I read Rajan Kashyap’s article, “Making ministers, officers accountable” (Perspective, Nov 21). The writer had introduced Management Information Systems (MIS) while heading various departments in Punjab, including Markfed where the system is working effectively and efficiently.

In fact, it is not accountability but responsibility which can always be shared. Accountability requires an approach that strengthens links between citizens and policymakers. The idea is to improve efficiency in the administration and provide good governance.

Governments all over the world are serious about performance, incentives and punishment to improve the working of the system. Today, when anything can be searched, viewed and reviewed with a click of the mouse, the Results Framework Document (RFD) is a befitting monitoring system. Even the introduction of self-assessment forms will help if the adverse remarks are recorded by the immediate reporting authority.

Unless everyone — from Class IV employees to the Prime Minister — is accountable and do the job assigned to him/her properly and diligently, no RFD or any other system will help.
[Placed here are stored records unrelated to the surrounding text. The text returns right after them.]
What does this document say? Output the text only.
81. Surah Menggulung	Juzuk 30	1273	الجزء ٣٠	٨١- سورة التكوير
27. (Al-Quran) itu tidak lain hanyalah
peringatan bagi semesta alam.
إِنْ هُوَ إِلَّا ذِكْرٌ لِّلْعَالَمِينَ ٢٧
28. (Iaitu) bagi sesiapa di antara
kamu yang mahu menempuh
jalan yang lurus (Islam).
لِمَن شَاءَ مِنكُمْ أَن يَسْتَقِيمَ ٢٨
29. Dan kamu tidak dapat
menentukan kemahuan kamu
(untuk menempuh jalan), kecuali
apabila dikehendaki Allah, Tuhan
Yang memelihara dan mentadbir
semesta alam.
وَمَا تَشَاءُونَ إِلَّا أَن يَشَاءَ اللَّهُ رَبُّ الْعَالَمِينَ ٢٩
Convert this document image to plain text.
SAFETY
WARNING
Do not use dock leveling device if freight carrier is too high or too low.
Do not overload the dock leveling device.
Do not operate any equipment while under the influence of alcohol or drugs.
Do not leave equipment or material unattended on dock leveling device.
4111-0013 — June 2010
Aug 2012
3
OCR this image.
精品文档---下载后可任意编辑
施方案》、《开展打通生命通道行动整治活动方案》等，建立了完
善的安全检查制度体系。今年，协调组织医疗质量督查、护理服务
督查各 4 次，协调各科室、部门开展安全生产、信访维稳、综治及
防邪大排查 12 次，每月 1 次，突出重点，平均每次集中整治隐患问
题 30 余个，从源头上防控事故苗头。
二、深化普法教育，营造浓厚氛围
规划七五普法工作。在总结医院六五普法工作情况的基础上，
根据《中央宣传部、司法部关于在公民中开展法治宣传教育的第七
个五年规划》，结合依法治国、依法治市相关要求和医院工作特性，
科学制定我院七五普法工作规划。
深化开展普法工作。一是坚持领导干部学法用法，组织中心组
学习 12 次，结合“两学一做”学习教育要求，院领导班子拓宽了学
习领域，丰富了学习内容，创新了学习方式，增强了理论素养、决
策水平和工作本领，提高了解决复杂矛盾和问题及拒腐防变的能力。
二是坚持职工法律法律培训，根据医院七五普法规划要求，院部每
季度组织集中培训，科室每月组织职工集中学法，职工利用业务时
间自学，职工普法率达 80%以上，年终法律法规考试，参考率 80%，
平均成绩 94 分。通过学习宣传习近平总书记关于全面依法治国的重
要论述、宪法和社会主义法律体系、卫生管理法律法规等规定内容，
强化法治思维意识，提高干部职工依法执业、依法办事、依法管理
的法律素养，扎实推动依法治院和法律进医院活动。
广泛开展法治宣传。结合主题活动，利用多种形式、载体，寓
We need a new system like the single window system for prompt delivery of services.



The writer has highlighted the RFD’s significance in assessing the performance of ministers and secretaries to the government. However, the RFD is no panacea for eliminating red tape.

Moreover, can the RFD be effectively applied in Punjab? The answer is an affirmative No. For example, what would the Ministers and secretaries do when a Chief Minister doles out freebies in sangat darshans in a particular area for strengthening the ruling party’s vote banks? Similarly, is it not a mockery of the well established rules when for the appointment of the Chief Secretary, eight to nine senior bureaucrats are sidelined? More than red tape, when nepotism rules the roost in Punjab, the RDF has little meaning.



In today’s system, the politicians and the bureaucrats are not accountable for any wrong doing. Governance is in a terrible mess as officers are corrupt. The unholy nexus between politicians and bureaucrats has given rise to favouritism, cronyism and vendetta administration.

True, government servants are paid for attending office. While the Administrative Reforms Commission has failed to reform the administrative system, it is unable to reward or punish performance in a befitting manner. Even the Sixth Pay Commission has proposed the introduction of performance-based incentives for officials but little has happened.

The RFD has not measured ability to achieve specific targets. The Punjab government needs to strive for improved governance. There is need to implement monitoring and evaluation system in the state. The governments in developed countries are serious about performance, incentives and punishment. This is impossible to implement.

M.L. GARG, Chandigarh

Faith and festivity

I read Dhananjaya Bhat’s piece, “Faith and festivity” (Spectrum, Oct 31). The writer has made an attempt to write about “Sikhs and their religion”. The article is quite informative. But I am constrained to point out that he lacks deep study. He has repeatedly referred to the Sixth Guru as ‘Hargobind Singh’.

It is only after Guru Gobind Singh had administered Amrit to the Panj Pyaras and he himself partook of Amrit from them that Guru Gobind Rai added “Singh” to his name and ordained that henceforth “Singh” would be added to all Amritdhari Sikhs’ names.


Good, bad and ugly

I read V. Gangadhar’s article, “Ads & Actors” (Saturday Extra, Nov 27). He has depicted the real money mania mindset of the present-day film personalities who are rather mad after money and stoop to any level. This is not true of the whole industry. Barring a few, there are many who are leading a graceful retired life and doing yeoman’s service to society, to quote a few like Dev Anand, Dilip Kumar, Manoj Kumar and Dharmendra. Their status is far higher than those mentioned in the article.

The most disappointing aspect of the article is slur on the rural candidates of KBC (Para 2, column II with rustic look and accent…etc). The writer should have kept in mind that handsome is what handsome does. Mere beauty without virtue and utility is of no use. Oily skin is not a symbol of wisdom. History is full of examples where people from rural background and rustic look have done wonders in their fields, to mention a few like Gandhiji, Shastriji, Lincoln, Nelson Mandela and US President Barack Obama.